HER SKIN - Storie di folk al femminile

HER SKIN - Storie di folk al femminile

Her Skin è il progetto solista di Sara Ammendolia, giovane cantautrice modenese ma dal chiaro sentore nordamericano. Nel suo cantato come nel suo tocco di chitarra e ukulele si avverte subito una caratteristica: la delicatezza. L’atmosfera malinconica e sognante creata da Her Skin rilassa e conforta, e porta in luoghi lontani.Le sue canzoni sono raccolte in due EP, “Goodbyes and Endings” del 2015 e “Head above the deep” del 2016, uscito sotto Tempura Dischi. (Biografia di Bruno Mari)


Ho visto che il tuo primo EP è del 2015. Da quanto tempo suoni? Parlaci un po’ delle tue esperienze musicali precedenti e da quale tipo di pulsione creativa è nato il progetto Her Skin.
Ho sempre cantato e strimpellato la chitarra nella cameretta da quando ero piccola, cercando di imitare il papà, ma non ci ho mai messo troppo impegno. È stato dopo un viaggio di qualche mese a Londra nel 2013 che ho davvero iniziato a sentire il bisogno di scrivere canzoni. E così è nato “Goodbyes and Endings”. Ho fatto qualche concertino con Fausto Cigarini che suona il violino, poi ho provato a cantare in una band. Comunque nel 2015 tramite degli amici mi sono ritrovata nello studio di registrazione di Lorenzo Gaddi e quasi per gioco ho deciso di registrare i miei primi pezzi.
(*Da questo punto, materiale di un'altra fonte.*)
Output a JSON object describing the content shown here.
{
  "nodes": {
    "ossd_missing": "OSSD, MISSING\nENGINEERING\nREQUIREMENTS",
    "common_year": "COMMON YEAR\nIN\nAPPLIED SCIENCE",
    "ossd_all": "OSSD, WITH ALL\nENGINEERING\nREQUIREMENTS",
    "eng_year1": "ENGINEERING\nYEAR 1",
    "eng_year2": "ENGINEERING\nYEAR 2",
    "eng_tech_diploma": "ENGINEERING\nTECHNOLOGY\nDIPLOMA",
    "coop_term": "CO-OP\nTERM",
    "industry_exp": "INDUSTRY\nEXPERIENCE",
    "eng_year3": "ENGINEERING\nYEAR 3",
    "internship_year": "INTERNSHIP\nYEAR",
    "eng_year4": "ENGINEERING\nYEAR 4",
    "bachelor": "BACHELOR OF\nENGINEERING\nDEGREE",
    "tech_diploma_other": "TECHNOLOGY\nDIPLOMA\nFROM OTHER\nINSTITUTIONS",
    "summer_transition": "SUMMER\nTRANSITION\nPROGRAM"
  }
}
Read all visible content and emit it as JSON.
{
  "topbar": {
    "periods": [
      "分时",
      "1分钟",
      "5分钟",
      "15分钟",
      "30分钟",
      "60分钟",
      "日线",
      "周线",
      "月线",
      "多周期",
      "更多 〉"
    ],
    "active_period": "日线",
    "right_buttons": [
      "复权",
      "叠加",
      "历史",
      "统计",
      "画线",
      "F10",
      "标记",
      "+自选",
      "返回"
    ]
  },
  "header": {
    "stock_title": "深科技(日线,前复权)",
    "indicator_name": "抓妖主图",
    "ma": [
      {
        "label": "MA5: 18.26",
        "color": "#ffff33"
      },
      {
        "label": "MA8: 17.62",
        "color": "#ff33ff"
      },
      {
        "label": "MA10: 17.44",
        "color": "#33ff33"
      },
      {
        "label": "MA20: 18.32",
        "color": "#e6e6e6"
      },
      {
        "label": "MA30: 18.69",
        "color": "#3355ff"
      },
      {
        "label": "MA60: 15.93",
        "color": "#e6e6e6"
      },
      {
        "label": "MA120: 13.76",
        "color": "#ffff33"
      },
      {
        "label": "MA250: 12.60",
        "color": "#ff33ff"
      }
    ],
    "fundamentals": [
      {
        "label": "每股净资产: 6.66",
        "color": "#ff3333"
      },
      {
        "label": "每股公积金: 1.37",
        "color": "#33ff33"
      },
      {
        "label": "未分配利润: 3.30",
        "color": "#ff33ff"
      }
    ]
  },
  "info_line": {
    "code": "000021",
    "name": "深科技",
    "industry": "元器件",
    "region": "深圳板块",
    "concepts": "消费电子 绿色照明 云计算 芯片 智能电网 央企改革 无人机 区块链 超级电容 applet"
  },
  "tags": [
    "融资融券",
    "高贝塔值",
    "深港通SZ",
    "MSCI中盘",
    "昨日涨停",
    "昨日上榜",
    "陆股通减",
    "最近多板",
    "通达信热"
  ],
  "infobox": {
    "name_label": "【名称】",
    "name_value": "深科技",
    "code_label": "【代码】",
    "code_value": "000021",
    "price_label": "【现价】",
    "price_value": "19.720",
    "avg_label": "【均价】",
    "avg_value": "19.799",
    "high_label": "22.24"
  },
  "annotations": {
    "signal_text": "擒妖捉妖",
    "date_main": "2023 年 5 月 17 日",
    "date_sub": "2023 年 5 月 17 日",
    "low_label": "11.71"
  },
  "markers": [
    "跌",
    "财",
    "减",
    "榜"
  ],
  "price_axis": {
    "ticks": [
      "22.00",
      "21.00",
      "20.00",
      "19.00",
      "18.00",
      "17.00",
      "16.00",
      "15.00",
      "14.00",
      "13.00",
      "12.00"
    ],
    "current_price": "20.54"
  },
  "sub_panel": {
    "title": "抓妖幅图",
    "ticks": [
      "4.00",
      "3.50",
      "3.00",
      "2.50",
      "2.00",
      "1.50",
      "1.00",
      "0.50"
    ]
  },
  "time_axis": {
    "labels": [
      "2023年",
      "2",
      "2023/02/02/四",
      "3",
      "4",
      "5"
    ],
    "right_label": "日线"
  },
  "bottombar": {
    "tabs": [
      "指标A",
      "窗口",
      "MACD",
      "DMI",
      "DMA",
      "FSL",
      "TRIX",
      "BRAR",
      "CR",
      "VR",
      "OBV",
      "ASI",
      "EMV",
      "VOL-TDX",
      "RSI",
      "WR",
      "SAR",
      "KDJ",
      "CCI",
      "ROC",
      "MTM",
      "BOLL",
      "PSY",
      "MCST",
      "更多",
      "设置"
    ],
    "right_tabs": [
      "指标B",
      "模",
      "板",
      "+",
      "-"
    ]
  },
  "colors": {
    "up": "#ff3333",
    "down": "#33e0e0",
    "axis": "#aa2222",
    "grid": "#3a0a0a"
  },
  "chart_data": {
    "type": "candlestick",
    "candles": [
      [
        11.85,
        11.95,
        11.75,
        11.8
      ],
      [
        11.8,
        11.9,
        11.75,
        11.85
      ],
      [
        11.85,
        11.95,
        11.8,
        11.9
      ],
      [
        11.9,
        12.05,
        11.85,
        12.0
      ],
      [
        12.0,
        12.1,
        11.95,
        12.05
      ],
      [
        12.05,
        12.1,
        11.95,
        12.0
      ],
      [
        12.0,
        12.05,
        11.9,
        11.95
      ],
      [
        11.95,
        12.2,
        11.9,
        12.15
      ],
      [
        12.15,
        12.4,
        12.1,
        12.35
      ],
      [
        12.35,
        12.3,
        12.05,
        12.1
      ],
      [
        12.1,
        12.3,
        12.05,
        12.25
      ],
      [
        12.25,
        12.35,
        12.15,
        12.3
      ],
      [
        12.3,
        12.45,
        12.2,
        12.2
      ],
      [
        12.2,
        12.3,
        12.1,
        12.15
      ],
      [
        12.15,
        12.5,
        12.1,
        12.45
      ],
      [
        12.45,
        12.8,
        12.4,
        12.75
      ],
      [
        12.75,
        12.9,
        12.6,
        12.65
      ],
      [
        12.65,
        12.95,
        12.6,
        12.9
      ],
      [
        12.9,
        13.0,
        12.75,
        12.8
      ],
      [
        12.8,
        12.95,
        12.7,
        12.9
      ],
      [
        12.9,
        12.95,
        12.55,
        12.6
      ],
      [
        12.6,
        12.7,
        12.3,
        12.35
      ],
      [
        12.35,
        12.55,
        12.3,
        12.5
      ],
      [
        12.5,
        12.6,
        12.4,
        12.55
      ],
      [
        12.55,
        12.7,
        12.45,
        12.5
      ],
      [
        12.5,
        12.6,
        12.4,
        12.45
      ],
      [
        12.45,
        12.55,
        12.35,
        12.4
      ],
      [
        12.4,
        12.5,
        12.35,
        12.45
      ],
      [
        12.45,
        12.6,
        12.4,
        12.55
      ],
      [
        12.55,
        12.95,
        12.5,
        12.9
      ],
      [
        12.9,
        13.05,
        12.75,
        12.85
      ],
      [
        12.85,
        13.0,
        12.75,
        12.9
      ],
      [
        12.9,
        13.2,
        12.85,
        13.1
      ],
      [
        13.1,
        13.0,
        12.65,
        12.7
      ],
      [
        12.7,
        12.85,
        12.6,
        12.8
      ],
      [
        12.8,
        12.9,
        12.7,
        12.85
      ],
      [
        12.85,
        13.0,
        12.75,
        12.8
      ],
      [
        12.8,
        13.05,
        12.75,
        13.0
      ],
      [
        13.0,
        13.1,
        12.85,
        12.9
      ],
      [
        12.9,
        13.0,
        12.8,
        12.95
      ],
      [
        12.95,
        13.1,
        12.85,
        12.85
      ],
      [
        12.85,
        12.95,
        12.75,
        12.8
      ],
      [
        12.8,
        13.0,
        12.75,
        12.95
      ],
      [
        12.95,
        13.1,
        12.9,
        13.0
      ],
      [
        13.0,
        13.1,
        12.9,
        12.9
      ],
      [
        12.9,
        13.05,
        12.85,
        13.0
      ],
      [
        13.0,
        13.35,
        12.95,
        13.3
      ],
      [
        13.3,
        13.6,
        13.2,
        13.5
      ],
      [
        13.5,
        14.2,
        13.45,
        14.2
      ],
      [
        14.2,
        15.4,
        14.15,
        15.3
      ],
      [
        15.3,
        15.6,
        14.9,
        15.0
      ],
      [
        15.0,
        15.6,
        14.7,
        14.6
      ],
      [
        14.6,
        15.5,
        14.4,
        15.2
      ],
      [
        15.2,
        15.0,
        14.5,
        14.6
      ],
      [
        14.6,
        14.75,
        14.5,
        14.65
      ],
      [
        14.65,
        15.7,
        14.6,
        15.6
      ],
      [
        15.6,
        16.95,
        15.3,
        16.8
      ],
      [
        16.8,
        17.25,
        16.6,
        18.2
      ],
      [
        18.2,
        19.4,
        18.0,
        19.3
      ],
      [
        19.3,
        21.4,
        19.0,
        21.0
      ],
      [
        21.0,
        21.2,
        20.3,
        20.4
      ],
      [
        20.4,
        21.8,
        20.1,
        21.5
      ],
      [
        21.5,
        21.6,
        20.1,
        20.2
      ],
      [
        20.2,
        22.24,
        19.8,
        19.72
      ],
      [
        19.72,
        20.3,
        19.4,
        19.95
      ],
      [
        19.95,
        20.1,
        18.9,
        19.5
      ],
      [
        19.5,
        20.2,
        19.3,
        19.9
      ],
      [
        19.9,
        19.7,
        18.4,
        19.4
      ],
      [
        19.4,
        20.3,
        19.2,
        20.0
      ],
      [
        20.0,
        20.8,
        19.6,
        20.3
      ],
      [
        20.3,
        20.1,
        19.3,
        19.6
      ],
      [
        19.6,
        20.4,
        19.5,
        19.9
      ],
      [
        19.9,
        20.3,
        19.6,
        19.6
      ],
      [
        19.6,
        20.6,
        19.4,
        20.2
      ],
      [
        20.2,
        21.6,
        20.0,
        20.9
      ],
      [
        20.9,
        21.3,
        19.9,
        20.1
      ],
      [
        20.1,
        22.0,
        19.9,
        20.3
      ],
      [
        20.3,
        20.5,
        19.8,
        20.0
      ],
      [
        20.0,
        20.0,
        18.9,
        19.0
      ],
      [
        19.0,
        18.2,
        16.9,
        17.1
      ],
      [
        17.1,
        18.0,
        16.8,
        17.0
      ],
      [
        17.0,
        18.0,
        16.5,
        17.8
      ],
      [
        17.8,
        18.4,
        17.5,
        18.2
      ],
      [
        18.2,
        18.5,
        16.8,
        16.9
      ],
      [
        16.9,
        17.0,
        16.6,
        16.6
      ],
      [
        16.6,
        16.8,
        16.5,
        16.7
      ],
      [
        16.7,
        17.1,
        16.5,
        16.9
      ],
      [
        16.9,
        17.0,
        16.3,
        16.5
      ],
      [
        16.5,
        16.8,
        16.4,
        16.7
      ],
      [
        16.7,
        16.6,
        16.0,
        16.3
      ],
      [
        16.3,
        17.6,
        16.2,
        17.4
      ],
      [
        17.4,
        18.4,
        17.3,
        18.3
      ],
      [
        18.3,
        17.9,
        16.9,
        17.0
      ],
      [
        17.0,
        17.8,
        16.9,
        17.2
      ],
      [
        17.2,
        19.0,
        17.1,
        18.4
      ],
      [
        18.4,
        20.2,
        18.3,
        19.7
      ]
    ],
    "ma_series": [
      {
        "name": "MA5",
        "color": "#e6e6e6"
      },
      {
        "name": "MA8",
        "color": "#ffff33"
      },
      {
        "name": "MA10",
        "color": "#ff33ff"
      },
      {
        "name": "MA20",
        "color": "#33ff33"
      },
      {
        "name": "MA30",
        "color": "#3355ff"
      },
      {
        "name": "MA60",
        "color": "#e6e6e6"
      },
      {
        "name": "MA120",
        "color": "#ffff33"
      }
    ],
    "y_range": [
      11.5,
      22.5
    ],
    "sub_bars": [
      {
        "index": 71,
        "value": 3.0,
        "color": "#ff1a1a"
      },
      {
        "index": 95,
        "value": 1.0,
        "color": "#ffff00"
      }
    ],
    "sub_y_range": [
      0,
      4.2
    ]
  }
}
Poi li ho pubblicati. Le ispirazioni vanno e vengono come delle onde, ma ora so che scrivere canzoni mi serve per stare bene.

Cos’ha di speciale l’ukulele? Puoi suggerirci degli artisti che lo suonano molto bene e che secondo te possano farci capire cosa vuol dire suonarlo davvero bene?
Ho iniziato a suonare l’ukulele dopo averne ricevuto uno azzurro per un compleanno. Penso sia uno strumento adorabile e pieno di energia. In ogni caso mi sembrava lo strumento giusto per non essere presa sul serio. Di artisti che lo suonano bene non ne conosco, ma le prime canzoni che ho imparato a suonare con l’ukulele sono di Beirut e Owl & Mouse.

A quanto pare sembra un buon periodo per chi suona musica in acustico. Stanno aumentando gli spazi per suonare e in generale, come nel tuo caso, vedo che gli artisti acustici riescono a suonare parecchio. Come pensi che si possa essere originali in un genere come questo, per il quale bene o male esistono una storia e una proposta contemporanea molto ricche?
Nel film Inside Llewyn Davis si dice “if it’s never new and it never gets old it’s a folk song”. L’originalità di ogni cantautore sta nelle sfumature. È importante.


Non so se ti è capitato di suonare anche all’estero, ma in generale quali pensi siano i punti deboli e i punti forti del contesto live italiano rispetto all’estero? Tu stai avendo esperienze sempre tendenzialmente positive o capita anche di dover affrontare situazioni sgradevoli?
Non ho mai suonato all’estero, ma qui in italia sto avendo soprattutto esperienze positive. Basta cercare di suonare nei locali frequentati da chi ha voglia di ascoltare.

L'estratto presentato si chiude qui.